Curators: John Fleetwood with Jo Ractliffe and Svea Josephy

A themed exhibition featured at Bamako Encounters, African Biennale for Photography
Biennale Africaine de la Photographie

Opening: Saturday 31 Oct 2015, 18h00

31 October – 31 December 2015
Modibo Keita Memorial Centre,
Bamako Biennale
Against Time examines photographs usage in documentation and representation of time and space.  Agreeably, photographs do not offer a clear picture of history, or of the present. Instead the fragmented and interpretative nature of images disallows their content to offer clear and linear understandings of time, and of space. Following two decades of democracy in South Africa, there are questions about how the past keeps moving into the present, and persists to be part of the future. These lingering pasts and desired futures have created spaces for new identities and new ways of seeing.

This exhibition seeks to unpack the factors that invent these new identities and ways of seeing with in and around urban environs.  Addressed subject matter includes socio-economic positioning, cultural shifts toward popular cultures; globalisation and digital advances of cultural production. Further ideas to be visited are post-colonial re-readings of relics throughout our cities and spaces, and the role of transitions and transformations within this newly envisioned environments.

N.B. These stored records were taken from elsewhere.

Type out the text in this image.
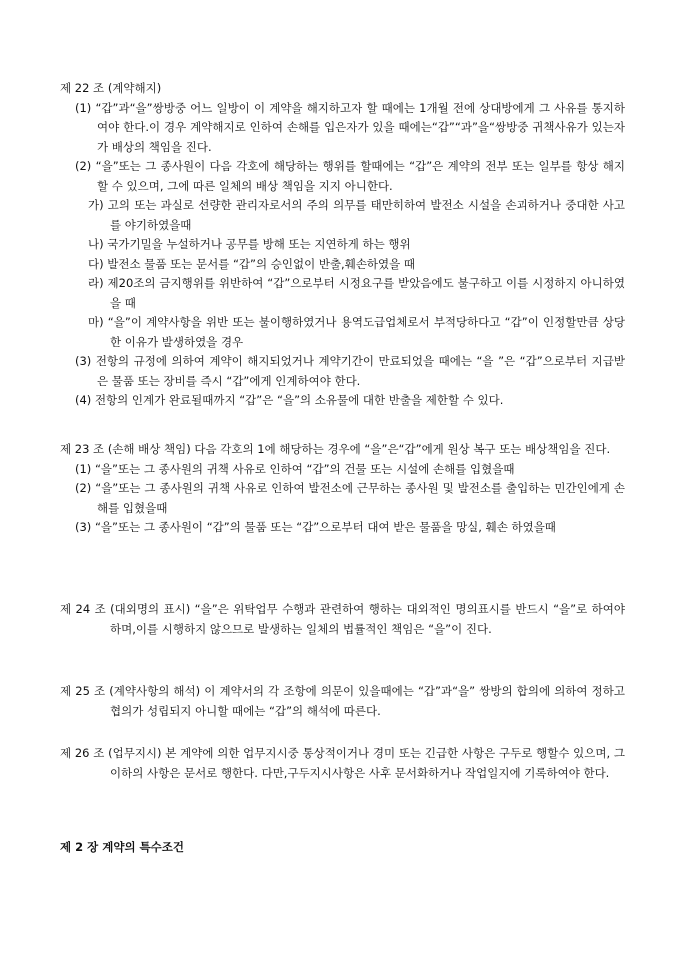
제 22 조 (계약해지)

(1) “갑”과“을”쌍방중 어느 일방이 이 계약을 해지하고자 할 때에는 1개월 전에 상대방에게 그 사유를 통지하여야 한다.이 경우 계약해지로 인하여 손해를 입은자가 있을 때에는“갑”“과”을“쌍방중 귀책사유가 있는자가 배상의 책임을 진다.

(2) “을”또는 그 종사원이 다음 각호에 해당하는 행위를 할때에는 “갑”은 계약의 전부 또는 일부를 항상 해지할 수 있으며, 그에 따른 일체의 배상 책임을 지지 아니한다.

가) 고의 또는 과실로 선량한 관리자로서의 주의 의무를 태만히하여 발전소 시설을 손괴하거나 중대한 사고를 야기하였을때

나) 국가기밀을 누설하거나 공무를 방해 또는 지연하게 하는 행위

다) 발전소 물품 또는 문서를 “갑”의 승인없이 반출,훼손하였을 때

라) 제20조의 금지행위를 위반하여 “갑”으로부터 시정요구를 받았음에도 불구하고 이를 시정하지 아니하였을 때

마) “을”이 계약사항을 위반 또는 불이행하였거나 용역도급업체로서 부적당하다고 “갑”이 인정할만큼 상당한 이유가 발생하였을 경우

(3) 전항의 규정에 의하여 계약이 해지되었거나 계약기간이 만료되었을 때에는 “을 ”은 “갑”으로부터 지급받은 물품 또는 장비를 즉시 “갑”에게 인계하여야 한다.

(4) 전항의 인계가 완료될때까지 “갑”은 “을”의 소유물에 대한 반출을 제한할 수 있다.

제 23 조 (손해 배상 책임) 다음 각호의 1에 해당하는 경우에 “을”은“갑”에게 원상 복구 또는 배상책임을 진다.

(1) “을”또는 그 종사원의 귀책 사유로 인하여 “갑”의 건물 또는 시설에 손해를 입혔을때

(2) “을”또는 그 종사원의 귀책 사유로 인하여 발전소에 근무하는 종사원 및 발전소를 출입하는 민간인에게 손해를 입혔을때

(3) “을”또는 그 종사원이 “갑”의 물품 또는 “갑”으로부터 대여 받은 물품을 망실, 훼손 하였을때

제 24 조 (대외명의 표시) “을”은 위탁업무 수행과 관련하여 행하는 대외적인 명의표시를 반드시 “을”로 하여야 하며,이를 시행하지 않으므로 발생하는 일체의 법률적인 책임은 “을”이 진다.

제 25 조 (계약사항의 해석) 이 계약서의 각 조항에 의문이 있을때에는 “갑”과“을” 쌍방의 합의에 의하여 정하고 협의가 성립되지 아니할 때에는 “갑”의 해석에 따른다.

제 26 조 (업무지시) 본 계약에 의한 업무지시중 통상적이거나 경미 또는 긴급한 사항은 구두로 행할수 있으며, 그 이하의 사항은 문서로 행한다. 다만,구두지시사항은 사후 문서화하거나 작업일지에 기록하여야 한다.

제 2 장 계약의 특수조건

This group exhibition foregrounds the ways in which contemporary South African photographers engage ideas of time in relation to the nation’s two decades since democracy (1994-2014). This work is drawn from the Tierney Fellowship’s programme, a partnership between the Market Photo Workshop, Michaelis School of Fine Art, University of Cape Town and the Wits School of Arts, which has supported talented emerging photographers since 2008. Featured photographers include Ashley Walters, Juan Orrantia, Mack Magagane, Nobukho Nqaba, Paul Samuels and Sipho Gongxeka.
About The South African Tierney Fellowship
The Tierney Fellowship was created in 2003 by the Tierney Family Foundation to encourage promising artists in the arena of photography.  The principal objective of the Fellowship is to find the future leaders in photography and to support them in conquering the challenges that an artist faces at the beginning of his or her career.

The aim of the fellowship is twofold: encouraging fellows to produce a new body of work and creating a global community of artists that functions as a crucial support network in an increasingly competitive field. The Fellowship supports the recipients both financially, by way of a grant, and technically and conceptually, with mentorship and guidance from experts in the field.

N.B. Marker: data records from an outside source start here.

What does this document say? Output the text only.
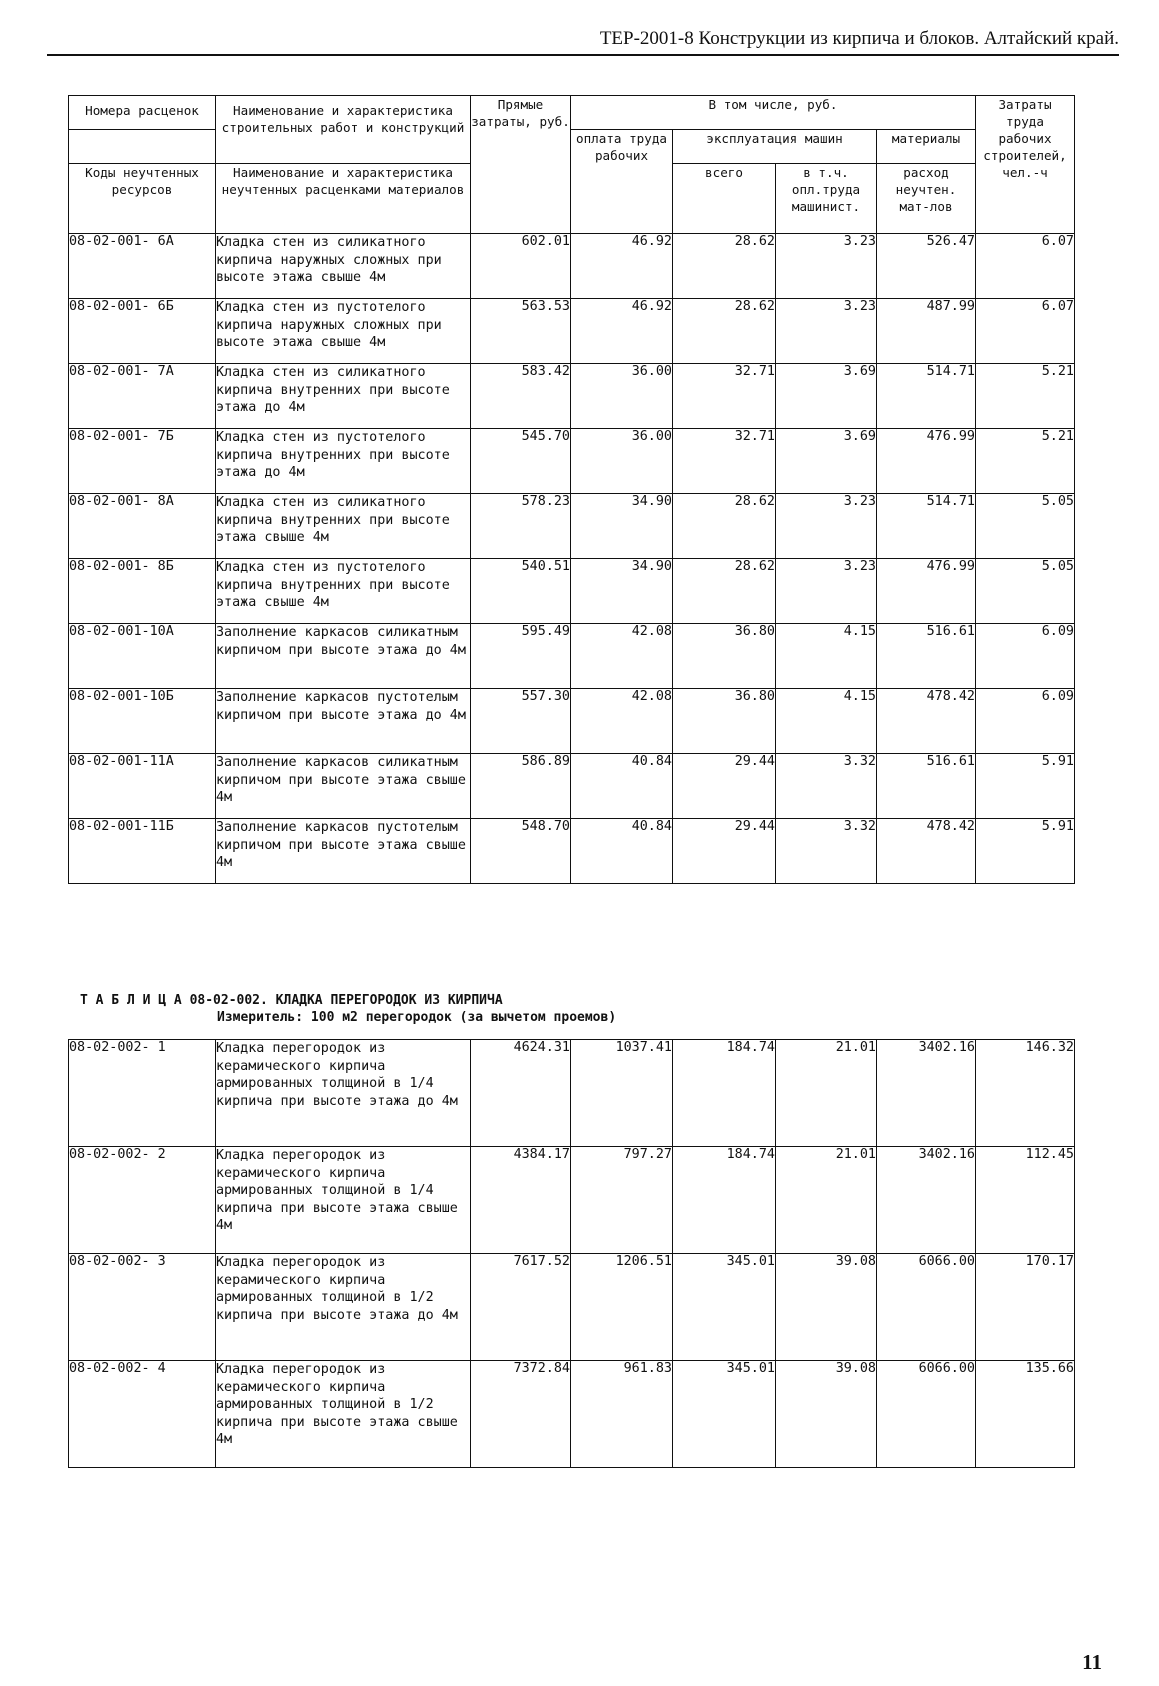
ТЕР-2001-8 Конструкции из кирпича и блоков. Алтайский край.
Номера расценок	Наименование и характеристика строительных работ и конструкций	Прямые затраты, руб.	В том числе, руб.				Затраты труда рабочих строителей, чел.-ч
			оплата труда рабочих	эксплуатация машин		материалы	
Коды неучтенных ресурсов	Наименование и характеристика неучтенных расценками материалов			всего	в т.ч. опл.труда машинист.	расход неучтен. мат-лов	
08-02-001- 6А	Кладка стен из силикатного кирпича наружных сложных при высоте этажа свыше 4м	602.01	46.92	28.62	3.23	526.47	6.07
08-02-001- 6Б	Кладка стен из пустотелого кирпича наружных сложных при высоте этажа свыше 4м	563.53	46.92	28.62	3.23	487.99	6.07
08-02-001- 7А	Кладка стен из силикатного кирпича внутренних при высоте этажа до 4м	583.42	36.00	32.71	3.69	514.71	5.21
08-02-001- 7Б	Кладка стен из пустотелого кирпича внутренних при высоте этажа до 4м	545.70	36.00	32.71	3.69	476.99	5.21
08-02-001- 8А	Кладка стен из силикатного кирпича внутренних при высоте этажа свыше 4м	578.23	34.90	28.62	3.23	514.71	5.05
08-02-001- 8Б	Кладка стен из пустотелого кирпича внутренних при высоте этажа свыше 4м	540.51	34.90	28.62	3.23	476.99	5.05
08-02-001-10А	Заполнение каркасов силикатным кирпичом при высоте этажа до 4м	595.49	42.08	36.80	4.15	516.61	6.09
08-02-001-10Б	Заполнение каркасов пустотелым кирпичом при высоте этажа до 4м	557.30	42.08	36.80	4.15	478.42	6.09
08-02-001-11А	Заполнение каркасов силикатным кирпичом при высоте этажа свыше 4м	586.89	40.84	29.44	3.32	516.61	5.91
08-02-001-11Б	Заполнение каркасов пустотелым кирпичом при высоте этажа свыше 4м	548.70	40.84	29.44	3.32	478.42	5.91
Т А Б Л И Ц А 08-02-002. КЛАДКА ПЕРЕГОРОДОК ИЗ КИРПИЧА
Измеритель: 100 м2 перегородок (за вычетом проемов)
08-02-002- 1	Кладка перегородок из керамического кирпича армированных толщиной в 1/4 кирпича при высоте этажа до 4м	4624.31	1037.41	184.74	21.01	3402.16	146.32
08-02-002- 2	Кладка перегородок из керамического кирпича армированных толщиной в 1/4 кирпича при высоте этажа свыше 4м	4384.17	797.27	184.74	21.01	3402.16	112.45
08-02-002- 3	Кладка перегородок из керамического кирпича армированных толщиной в 1/2 кирпича при высоте этажа до 4м	7617.52	1206.51	345.01	39.08	6066.00	170.17
08-02-002- 4	Кладка перегородок из керамического кирпича армированных толщиной в 1/2 кирпича при высоте этажа свыше 4м	7372.84	961.83	345.01	39.08	6066.00	135.66
11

Fellows remain an important part of the programme after the conclusion of their structured mentorship. Seminars and critiques are held throughout the year to facilitate interaction between all current and past recipients, encouraging discussion about their photography, work experience and lives as artists.

The Tierney Fellowship programme ran for the first time in South Africa in 2008. In South Africa, partner intuitions include WITS School of Arts, The Michaelis School of Fine Art at the University of Cape Town and the Market Photo Workshop.  Each of the institutions has a slightly different way of administering its’ Tierney Fellowship and the Tierney Foundation gave us the autonomy to structure the fellowship in a way that worked for our individual institutions and our institutions collectively. This is important as our fellows range from diploma students to post Masters, are different ages, and come from different walks of life. It is important to us that we have the freedom to respond to each fellow’s individual needs.

Mentorship, a key component of the Tierney Fellowship in South Africa, has thrived in part to a number of dedicated and substantial mentors.  Mentors of Tierney fellows from the host institutions include Svea Josephy, Jean Brundrit, Jo Ractliffe, Rory Bester and John Fleetwood. Market Photo has also appointed mentors such as Pieter Hugo, Mikhael Subotzky and Nontobeko Ntombela. Fellows have also been mentored from outside the institution, by experts in the field. Since 2008 these have included Stephen Shore, David Goldblatt, Roger Ballen, Mikhael Subotzky, Santu Mofokeng, Tracey Rose, Thembinkosi Goniwe, Pieter Hugo, Berni Searle, Patricia Hayes, Guy Tillim, Mary Sibande, Ernestine White, and Nomusa Makhubu amongst others.